That sounds pretty bad.

Is the tree dying? Foliage browning off?

Any galls or unusual mushrooms around?

Any signs of holes and weeping sap from trunk?

And, any chance of some pics?


----------



## tacochan (Aug 7, 2006)

The reason I'm asking is I live in a Homeowners association and the arch. comm. has stated that an arborist cannot determine if a tree is dying, or compromised due to bug infestation. So I am trying to find something to take to the next board meeting to show the board that an arborist can make a judgement call based on certain conditions.


----------



## rbtree (Aug 7, 2006)

Tell your comm. that they are out to lunch. Call a consulting arborist like Scott Baker ( a member here I think) of Tree Solutions for advice. here's his website: http://www.treesolutions.net/


----------



## treeseer (Aug 11, 2006)

"the arch. comm. has stated that an arborist cannot determine if a tree is dying, or compromised due to bug infestation."
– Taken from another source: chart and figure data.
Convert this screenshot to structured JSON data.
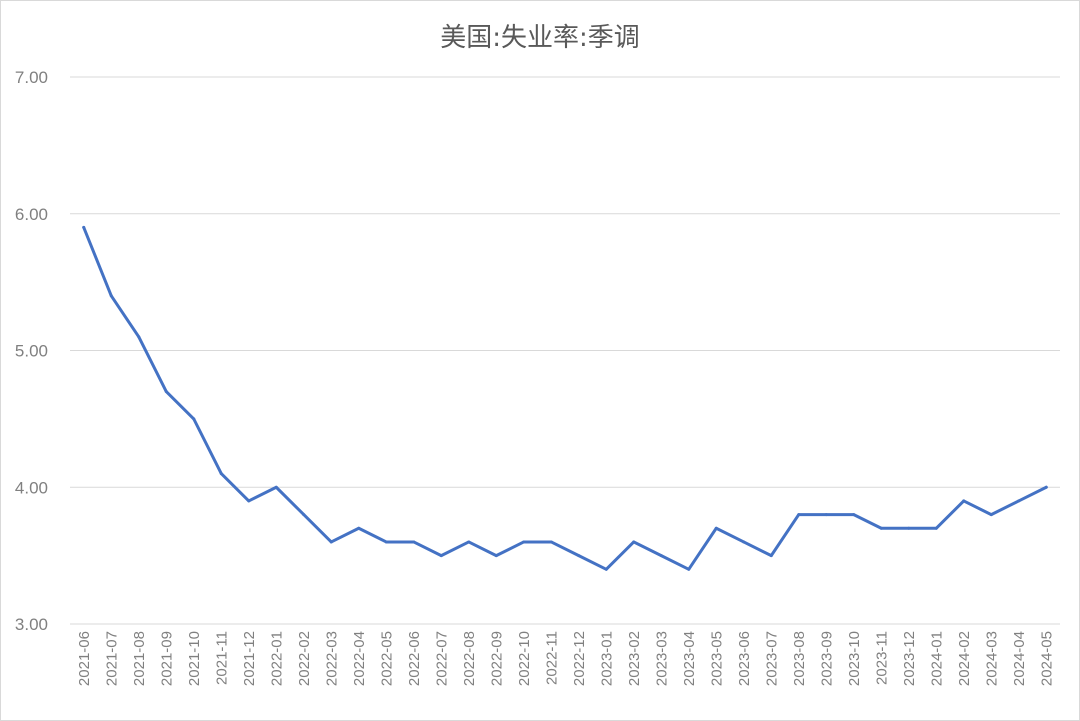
{
  "chart_data": {
    "type": "line",
    "title": "美国:失业率:季调",
    "xlabel": "",
    "ylabel": "",
    "ylim": [
      3.0,
      7.0
    ],
    "yticks": [
      "3.00",
      "4.00",
      "5.00",
      "6.00",
      "7.00"
    ],
    "grid": true,
    "categories": [
      "2021-06",
      "2021-07",
      "2021-08",
      "2021-09",
      "2021-10",
      "2021-11",
      "2021-12",
      "2022-01",
      "2022-02",
      "2022-03",
      "2022-04",
      "2022-05",
      "2022-06",
      "2022-07",
      "2022-08",
      "2022-09",
      "2022-10",
      "2022-11",
      "2022-12",
      "2023-01",
      "2023-02",
      "2023-03",
      "2023-04",
      "2023-05",
      "2023-06",
      "2023-07",
      "2023-08",
      "2023-09",
      "2023-10",
      "2023-11",
      "2023-12",
      "2024-01",
      "2024-02",
      "2024-03",
      "2024-04",
      "2024-05"
    ],
    "series": [
      {
        "color": "#4472c4",
        "values": [
          5.9,
          5.4,
          5.1,
          4.7,
          4.5,
          4.1,
          3.9,
          4.0,
          3.8,
          3.6,
          3.7,
          3.6,
          3.6,
          3.5,
          3.6,
          3.5,
          3.6,
          3.6,
          3.5,
          3.4,
          3.6,
          3.5,
          3.4,
          3.7,
          3.6,
          3.5,
          3.8,
          3.8,
          3.8,
          3.7,
          3.7,
          3.7,
          3.9,
          3.8,
          3.9,
          4.0
        ]
      }
    ]
  }
}
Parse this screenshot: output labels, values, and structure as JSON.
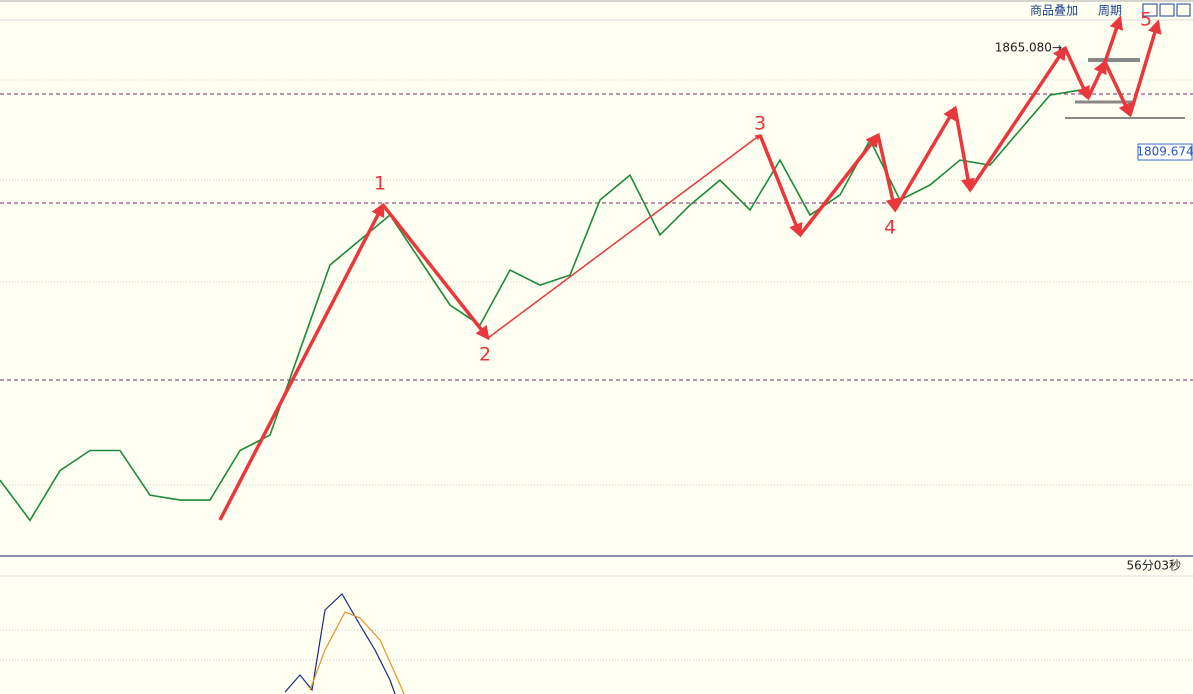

Another sad case of landscape architects having their heads stuck firmly up their asp[irations for authority.:monkey:


----------



## tacochan (Aug 21, 2006)

*tacochan*

He is actually a city building person.


----------



## tacochan (Aug 21, 2006)

*tacochan*

Thank you to all for responding. I have been working with plants for over 20 years and seem to do all right. I am a born plant lover and hate to drop trees, but at the same time I knkow the devastation insects and weather can cause. I found it very strange that someone would actually take issue with the qualifications of an arborist. Again thank you.


----------